Andy Barber servit en 1954-1955 sur le NCSM Haida, un destroyer de classe Tribal de
la marine royale canadienne. Il nous parle de la vie quotidienne pendant qu’il
patrouillait au large des côtes coréennes, et les incidents qu’il a observés
quand il était en mer.
Prenez note que les sources primaires du Projet Mémoire abordent des témoignages personnels qui reflètent les interprétations de l'orateur. Les témoignages ne reflètent pas nécessairement les opinions du Projet Mémoire ou de Historica Canada.
Transcription
Une journée ordinaire ça consistait à faire la navette le long de la péninsule du Han ou dans la mer du Japon, pour repérer ce genre de choses. On croisait souvent des cadavres flottant à la surface de la mer du Japon ou dans l’estuaire de la Han, cette région, et c’était insupportable à regarder. Mais en réalité, notre principale activité était de faire partie du corps expéditionnaire — le corps expéditionnaire américain [des Nations Unies qui patrouillait au large de la Corée], notre capitaine en était l’un des membres les plus hauts gradés. Et le plus souvent, on faisait la navette dans les deux sens, on assurait la surveillance des avions avec les porte-avions anglais et américains. On descendait à terre de temps en temps pour suivre notre entrainement avec les armes légères et aussi inspecter certaines parties des îles, pour nous assurer qu’ils ne rassemblaient pas de troupes, etc.

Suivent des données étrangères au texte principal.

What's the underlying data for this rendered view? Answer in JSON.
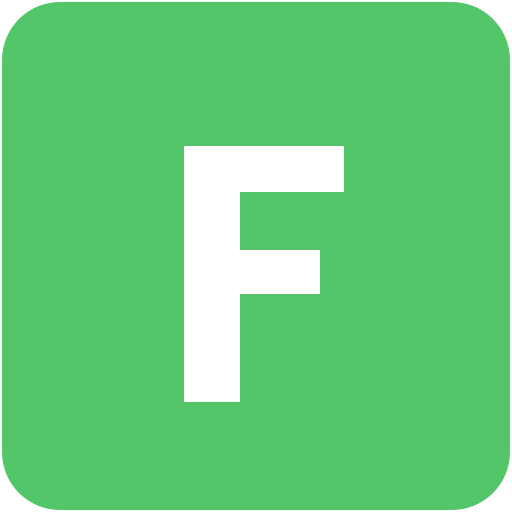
{
  "icon": {
    "name": "letter-f-app-icon",
    "letter": "F",
    "background_color": "#54c66a",
    "glyph_color": "#ffffff"
  }
}
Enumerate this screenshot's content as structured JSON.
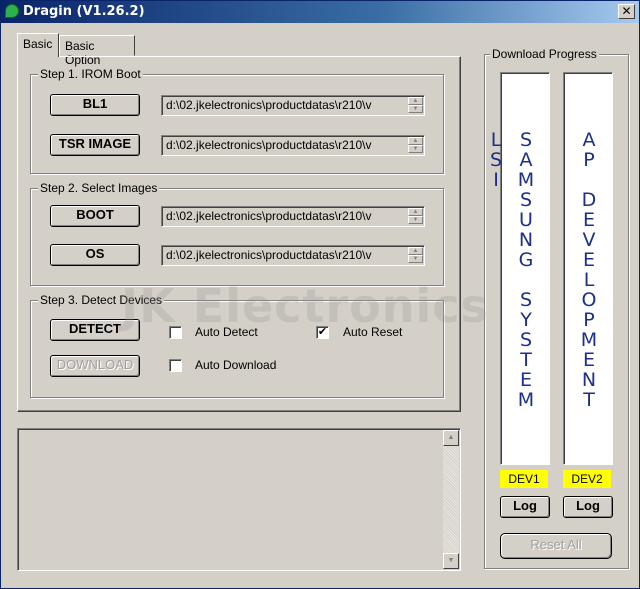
{
  "window": {
    "title": "Dragin (V1.26.2)",
    "close_glyph": "✕"
  },
  "tabs": [
    {
      "label": "Basic"
    },
    {
      "label": "Basic Option"
    }
  ],
  "step1": {
    "label": "Step 1. IROM Boot",
    "bl1_button": "BL1",
    "bl1_path": "d:\\02.jkelectronics\\productdatas\\r210\\v",
    "tsr_button": "TSR IMAGE",
    "tsr_path": "d:\\02.jkelectronics\\productdatas\\r210\\v"
  },
  "step2": {
    "label": "Step 2. Select Images",
    "boot_button": "BOOT",
    "boot_path": "d:\\02.jkelectronics\\productdatas\\r210\\v",
    "os_button": "OS",
    "os_path": "d:\\02.jkelectronics\\productdatas\\r210\\v"
  },
  "step3": {
    "label": "Step 3. Detect Devices",
    "detect_button": "DETECT",
    "download_button": "DOWNLOAD",
    "auto_detect_label": "Auto Detect",
    "auto_detect_checked": false,
    "auto_reset_label": "Auto Reset",
    "auto_reset_checked": true,
    "auto_download_label": "Auto Download",
    "auto_download_checked": false,
    "check_glyph": "✔"
  },
  "watermark": "JK Electronics",
  "download_progress": {
    "label": "Download Progress",
    "dev1_text": "SAMSUNG SYSTEM LSI",
    "dev2_text": "AP DEVELOPMENT",
    "dev1_label": "DEV1",
    "dev2_label": "DEV2",
    "log_label": "Log",
    "reset_all_label": "Reset All"
  },
  "icons": {
    "spin_up": "▲",
    "spin_down": "▼",
    "scroll_up": "▲",
    "scroll_down": "▼"
  }
}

Donc dans une journée ordinaire on se levait, bien sûr, si l’on n’était pas de garde, on se levait dans les 6 h 30 le matin, on se lavait et ensuite c’était l’heure du petit-déjeuner et puis on vaquait à nos obligations journalières, ce qu’on vous demandait de faire, techniques de communication et entrainement et aussi communiquer avec les autres navires de la flotte et vous savez, se préparer pour la patrouille suivante. Et, c’était ce que notre, ce qu’on faisait en gros. Mais on avait toujours des gens qui se rendaient à leur poste de combat. On n’était pratiquement jamais en branle-bas de combat, à l’exception de quatre ou cinq fois, je suis allé chercher les registres des navires depuis mars, à Ottawa, et j’ai remarqué qu’on était pourchassés par des avions pratiquement tous les jours. On nous avait envoyés en mer pour faire partie de, pour être au sein de la flotte des Nations Unies, pour garantir notre protection. Alors les MIG [chasseurs ennemis] étaient plutôt le, je dirais que les avions [de fabrication] russe, les avions Chinois et Nord-coréens, se trouvaient très proches de nous et souvent, on devait lever l’ancre et filer au plus vite et parfois il fallait la laisser sur place et envoyer quelqu’un pour la récupérer plus tard. Mais il fallait qu’on fiche le camp à toute vitesse pour nous protéger. Donc, ce n’était pas inhabituel de nous rendre à nos postes de combat dans la journée.
L’autre chose, c’était de monter et d’attendre à l’estuaire de la rivière Han, sous les canons des communistes et, pour observer, et nous assurer qu’ils n’étaient pas, comme je l’ai déjà dit, en train de rassembler des troupes. Alors c’était plutôt effrayant parce qu’on les observait d’en bas, et ils nous observaient d’en haut, et tout ce que vous espérez c’est qu’ils sont bien au courant du cessez-le-feu [depuis l’armistice du 27 juillet 1953] parce que sinon, vous êtes une proie facile. Et beaucoup de gens, nombre des nôtres, étaient anxieux, l’anxiété, moi y compris, et plein de gens se tournaient vers la religion à ce moment-là. Ils ne réalisaient pas à quel point c’était dangereux, mais c’était comme ça. Il fallait monter là-haut et sortir le bout de son nez en espérant, vous savez, qu’il n’y ait pas de rassemblement de troupes et pas de tentative d’agression de la part des Nord-coréens du fait de notre présence là-bas.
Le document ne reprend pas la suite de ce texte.